The Daily Caller has published an op-ed written by NFIB/NY state director Mike Durant that explains the need for a bill introduced by Rep. John Faso that would exempt federally funded construction projects from Scaffold Law liability:
Congressman John Faso, a Republican representing New York’s 19th district, has taken a bold step and introduced legislation aimed at overriding one of his home state’s own laws. Due to the New York legislature’s cozy relationship with certain special interests, namely the personal injury trial bar, this move is necessary and overdue.
The statute in question, known as the “Scaffold Law,” is an archaic construction site liability regulation that places full blame for certain work-site injuries on the property owner – including publicly funded entities like the Metropolitan Transit Authority or the Port Authority of New York and New Jersey – and the general contractor, regardless of the contributing fault of the injured employee. This means that owners and contractors are held liable even if they had nothing to do with the accident.
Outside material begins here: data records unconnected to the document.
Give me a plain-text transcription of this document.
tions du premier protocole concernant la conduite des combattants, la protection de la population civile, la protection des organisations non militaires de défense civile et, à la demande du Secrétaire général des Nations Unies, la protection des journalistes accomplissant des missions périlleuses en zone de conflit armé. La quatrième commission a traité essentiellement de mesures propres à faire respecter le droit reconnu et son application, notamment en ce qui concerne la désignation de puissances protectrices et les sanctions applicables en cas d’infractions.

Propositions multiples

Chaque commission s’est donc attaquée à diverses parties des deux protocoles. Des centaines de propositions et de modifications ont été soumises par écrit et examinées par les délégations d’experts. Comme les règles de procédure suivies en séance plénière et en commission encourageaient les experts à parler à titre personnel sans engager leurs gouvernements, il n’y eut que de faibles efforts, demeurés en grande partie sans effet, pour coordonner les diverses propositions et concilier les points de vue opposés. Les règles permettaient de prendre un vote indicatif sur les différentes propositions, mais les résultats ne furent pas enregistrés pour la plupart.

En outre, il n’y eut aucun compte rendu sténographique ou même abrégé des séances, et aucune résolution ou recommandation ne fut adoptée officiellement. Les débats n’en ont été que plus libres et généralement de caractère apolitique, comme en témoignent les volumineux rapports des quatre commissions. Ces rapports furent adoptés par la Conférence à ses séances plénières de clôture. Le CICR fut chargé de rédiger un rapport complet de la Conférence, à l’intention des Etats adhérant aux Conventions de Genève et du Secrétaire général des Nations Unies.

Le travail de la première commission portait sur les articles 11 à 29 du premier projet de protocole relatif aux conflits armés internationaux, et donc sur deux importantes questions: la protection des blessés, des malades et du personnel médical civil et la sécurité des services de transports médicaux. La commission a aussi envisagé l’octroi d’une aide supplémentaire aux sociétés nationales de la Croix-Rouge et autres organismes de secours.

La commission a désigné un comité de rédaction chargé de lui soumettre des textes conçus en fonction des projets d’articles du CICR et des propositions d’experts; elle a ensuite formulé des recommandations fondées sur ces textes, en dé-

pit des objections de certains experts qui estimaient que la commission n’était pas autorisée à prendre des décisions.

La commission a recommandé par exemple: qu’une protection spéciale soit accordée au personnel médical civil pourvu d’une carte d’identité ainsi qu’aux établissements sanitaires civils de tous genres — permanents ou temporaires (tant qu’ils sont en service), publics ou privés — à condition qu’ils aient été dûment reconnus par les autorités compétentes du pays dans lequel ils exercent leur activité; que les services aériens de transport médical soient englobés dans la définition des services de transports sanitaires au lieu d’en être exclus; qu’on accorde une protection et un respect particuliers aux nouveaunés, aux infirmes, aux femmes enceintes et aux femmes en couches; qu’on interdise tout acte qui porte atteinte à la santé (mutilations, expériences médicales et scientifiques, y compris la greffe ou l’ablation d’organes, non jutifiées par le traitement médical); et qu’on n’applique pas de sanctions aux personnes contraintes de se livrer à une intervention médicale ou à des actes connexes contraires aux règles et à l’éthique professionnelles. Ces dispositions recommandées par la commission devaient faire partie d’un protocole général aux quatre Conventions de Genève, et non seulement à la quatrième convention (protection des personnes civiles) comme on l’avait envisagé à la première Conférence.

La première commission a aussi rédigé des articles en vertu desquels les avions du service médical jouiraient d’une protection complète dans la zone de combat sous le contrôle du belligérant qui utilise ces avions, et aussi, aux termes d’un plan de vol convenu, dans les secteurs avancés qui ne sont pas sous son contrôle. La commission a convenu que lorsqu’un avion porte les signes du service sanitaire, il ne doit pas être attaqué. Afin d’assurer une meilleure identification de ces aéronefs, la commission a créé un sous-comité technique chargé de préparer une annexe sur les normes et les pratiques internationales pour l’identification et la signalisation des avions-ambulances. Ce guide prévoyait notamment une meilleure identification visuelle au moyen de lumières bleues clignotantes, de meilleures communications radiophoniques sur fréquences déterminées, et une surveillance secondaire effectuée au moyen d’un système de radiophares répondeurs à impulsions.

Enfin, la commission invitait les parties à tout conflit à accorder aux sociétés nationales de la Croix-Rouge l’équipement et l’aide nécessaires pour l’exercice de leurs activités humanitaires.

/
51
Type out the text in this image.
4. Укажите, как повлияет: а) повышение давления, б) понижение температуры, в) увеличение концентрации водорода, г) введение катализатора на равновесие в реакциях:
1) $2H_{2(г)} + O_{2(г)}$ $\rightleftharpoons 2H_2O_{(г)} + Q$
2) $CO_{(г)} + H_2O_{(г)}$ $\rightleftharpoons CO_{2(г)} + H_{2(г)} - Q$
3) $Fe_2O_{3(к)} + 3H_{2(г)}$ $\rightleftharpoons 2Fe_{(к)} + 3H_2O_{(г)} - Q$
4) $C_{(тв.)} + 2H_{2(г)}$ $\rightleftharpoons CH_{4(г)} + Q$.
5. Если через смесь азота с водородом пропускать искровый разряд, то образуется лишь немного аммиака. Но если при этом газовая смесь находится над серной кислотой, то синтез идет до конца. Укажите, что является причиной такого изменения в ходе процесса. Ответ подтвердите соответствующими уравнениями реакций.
The consequence of this expansive, so-called “absolute liability” standard, is that construction insurance for the small businesses I represent costs more in New York than anywhere else in the country. No other state has a law like this and its existence drives up the cost of every construction project in the state. Ultimately, every sector suffers and New York is falling behind. It costs more to build affordable housing, maintain roads, build schools, repair bridges or tunnels, and own a small business. The fact is, if a small business owner needs to hire someone to get on a ladder to alter or repair something, they take on an enormous risk.